Top of the wish-list for all three business organisations, though, would be a reform of the running sore that is business rates.
These, based on the consumer prices index rate of inflation of 3.1% for September reported on Wednesday this week, are set to rise by a further £1bn in April next year.
Unfortunately, Mr Sunak looks set to disappoint on this front.
It had been hoped that the government’s long-promised response to its “fundamental review” of business rates would be published alongside the budget, but an authoritative report in the Daily Telegraph, last week, suggested that the chancellor will now not reveal the review’s recommendations.
Nonetheless, some tax experts believe Mr Sunak may announce a move to three-year revaluations from the current five, while there may also some additional rates relief for the retail and hospitality sectors.

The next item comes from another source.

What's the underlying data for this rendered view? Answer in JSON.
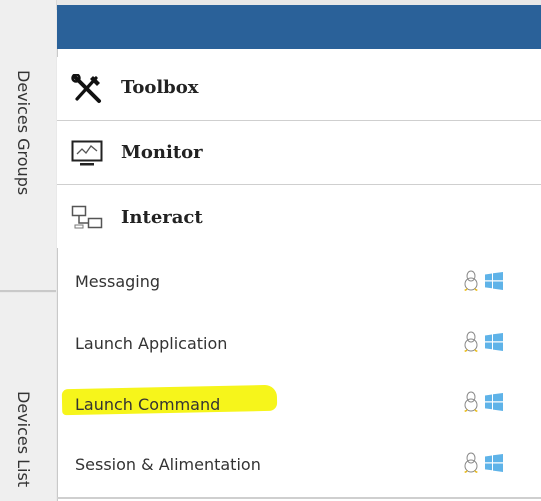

But a fundamental overhaul looks unlikely at this stage.
That would be a mistake: arguably the most eye-catching policy announcement in any of the party conferences last month was Labour’s promise to scrap business rates altogether and replace them with what Rachel Reeves, the shadow chancellor, described as a “fairer system”.
Mr Sunak’s reluctance to reform business rates is perhaps understandable when the tax was predicted to rake in £24bn this year.
In normal, pre-pandemic times, the yield was comfortably north of £30bn.
Yet the public finances do afford Mr Sunak some room for manoeuvre.
The latest figures, published on Thursday morning, suggest the government borrowed £44bn less during the first six months of the current tax year than the £152bn predicted by the independent Office for Budget Responsibility (OBR) in March.
So Mr Sunak could certainly afford to offer a little more relief to hard-pressed businesses in retail and hospitality.
Another measure that many entrepreneurs would dearly love to see the chancellor make would be to abolish the hated “lifetime allowance” that caps the amount any individual may save in their pension at £1,073,000 and hits them with a 55% tax rate should they break it.
An allowance of £1,073,000 may sound a lot but only buys an annual income in retirement, protected against inflation, of around £30,000.
When the allowance was first introduced by Gordon Brown, in 2006, the government claimed it would only affect around 5,000 wealthy individuals.
It now promises, on some calculations, to ensnare 1.25 million people – many of them business owners and the self-employed, as well as some public sector workers, particularly doctors and NHS specialists.
Mr Sunak likes to think of himself as someone who simplifies taxes – and a report in The Sunday Times last weekend suggests a reform of alcohol taxation may be announced next week – and sweeping away the allowance would be a piece of tax simplification many business people would welcome.
Unfortunately, as with a sweeping reform of business rates, business people would be unwise to get their hopes up.